Il profondo legame tra enogastronomia e turismo ha portato alla decisione del Governo Conte, nel 2018, di trasferire le competenze e responsabilità relative al turismo dal Ministero dei Beni Culturali al Ministero delle politiche agricole, alimentari, forestali e del turismo[5]. Le linee programmatiche del Ministro Centinaio mostrano quanto sia importante per questo nuovo Ministero lavorare sulla sinergia tra enogastronomia e turismo “definendo una strategia di promozione organica, basata anche su un ruolo primario dell’enogastronomia”[6].

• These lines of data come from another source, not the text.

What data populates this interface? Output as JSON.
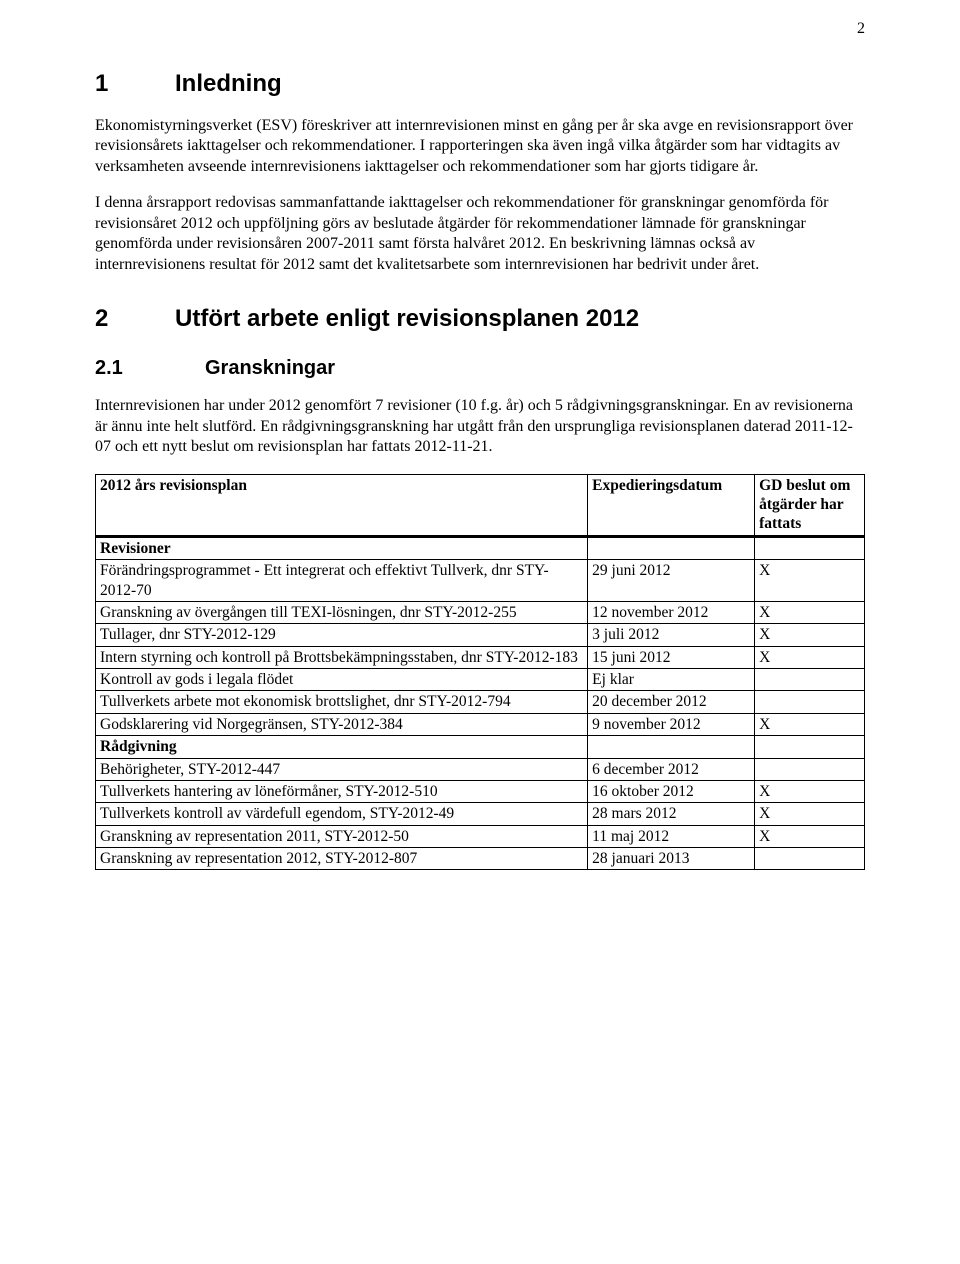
{
  "pageNumber": "2",
  "section1": {
    "num": "1",
    "title": "Inledning",
    "p1": "Ekonomistyrningsverket (ESV) föreskriver att internrevisionen minst en gång per år ska avge en revisionsrapport över revisionsårets iakttagelser och rekommendationer. I rapporteringen ska även ingå vilka åtgärder som har vidtagits av verksamheten avseende internrevisionens iakttagelser och rekommendationer som har gjorts tidigare år.",
    "p2": "I denna årsrapport redovisas sammanfattande iakttagelser och rekommendationer för granskningar genomförda för revisionsåret 2012 och uppföljning görs av beslutade åtgärder för rekommendationer lämnade för granskningar genomförda under revisionsåren 2007-2011 samt första halvåret 2012. En beskrivning lämnas också av internrevisionens resultat för 2012 samt det kvalitetsarbete som internrevisionen har bedrivit under året."
  },
  "section2": {
    "num": "2",
    "title": "Utfört arbete enligt revisionsplanen 2012"
  },
  "section21": {
    "num": "2.1",
    "title": "Granskningar",
    "p1": "Internrevisionen har under 2012 genomfört 7 revisioner (10 f.g. år) och 5 rådgivningsgranskningar. En av revisionerna är ännu inte helt slutförd. En rådgivningsgranskning har utgått från den ursprungliga revisionsplanen daterad 2011-12-07 och ett nytt beslut om revisionsplan har fattats 2012-11-21."
  },
  "table": {
    "headers": {
      "col1": "2012 års revisionsplan",
      "col2": "Expedieringsdatum",
      "col3": "GD beslut om åtgärder har fattats"
    },
    "rows": [
      {
        "type": "section",
        "col1": "Revisioner",
        "col2": "",
        "col3": ""
      },
      {
        "type": "data",
        "col1": "Förändringsprogrammet - Ett integrerat och effektivt Tullverk, dnr STY-2012-70",
        "col2": "29 juni 2012",
        "col3": "X"
      },
      {
        "type": "data",
        "col1": "Granskning av övergången till TEXI-lösningen, dnr STY-2012-255",
        "col2": "12 november 2012",
        "col3": "X"
      },
      {
        "type": "data",
        "col1": "Tullager, dnr STY-2012-129",
        "col2": "3 juli 2012",
        "col3": "X"
      },
      {
        "type": "data",
        "col1": "Intern styrning och kontroll på Brottsbekämpningsstaben, dnr STY-2012-183",
        "col2": "15 juni 2012",
        "col3": "X"
      },
      {
        "type": "data",
        "col1": "Kontroll av gods i legala flödet",
        "col2": "Ej klar",
        "col3": ""
      },
      {
        "type": "data",
        "col1": "Tullverkets arbete mot ekonomisk brottslighet, dnr STY-2012-794",
        "col2": "20 december 2012",
        "col3": ""
      },
      {
        "type": "data",
        "col1": "Godsklarering vid Norgegränsen, STY-2012-384",
        "col2": "9 november 2012",
        "col3": "X"
      },
      {
        "type": "section",
        "col1": "Rådgivning",
        "col2": "",
        "col3": ""
      },
      {
        "type": "data",
        "col1": "Behörigheter, STY-2012-447",
        "col2": "6 december 2012",
        "col3": ""
      },
      {
        "type": "data",
        "col1": "Tullverkets hantering av löneförmåner, STY-2012-510",
        "col2": "16 oktober 2012",
        "col3": "X"
      },
      {
        "type": "data",
        "col1": "Tullverkets kontroll av värdefull egendom, STY-2012-49",
        "col2": "28 mars 2012",
        "col3": "X"
      },
      {
        "type": "data",
        "col1": "Granskning av representation 2011, STY-2012-50",
        "col2": "11 maj 2012",
        "col3": "X"
      },
      {
        "type": "data",
        "col1": "Granskning av representation 2012, STY-2012-807",
        "col2": "28 januari 2013",
        "col3": ""
      }
    ],
    "colWidths": {
      "col1": "493px",
      "col2": "167px",
      "col3": "110px"
    }
  }
}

In tale contesto appare sempre più evidente che per le aziende italiane la vera sfida consista non solo nel continuare a produrre vini di eccellenza ma, parallelamente, nella capacità di sapersi e saperli raccontare per poter assicurare al cliente, consumatore, turista di poter vivere un’autentica esperienza legata al territorio ed alla tradizione.

Avv. Domenico Demarinis

domenico.demarinis@unint.eu

 

[1] https://www.igrandivini.com/vino-bene-di-lusso/

[2] http://www.ansa.it/lifestyle/notizie/lusso/ristoranti/2015/02/17/il-lusso-piu-che-possesso-ora-e-emozione_76d45130-8427-42f5-8a00-594b663fd7b0.html

[3] http://www.universofood.net/2019/03/06/enoturismo-in-italia-dati-2019/

[4] “Il marketing del vino e del territorio: istruzioni per l’uso”, a cura di Riccardo Pastore, Franco Angeli, Associazione Nazionale Città del Vino.

[5] Legge n. 97 del 09/08/2018 sul Riordino delle attribuzioni dei ministeri dei beni e delle attività culturali e del turismo, delle politiche agricole alimentari e forestali.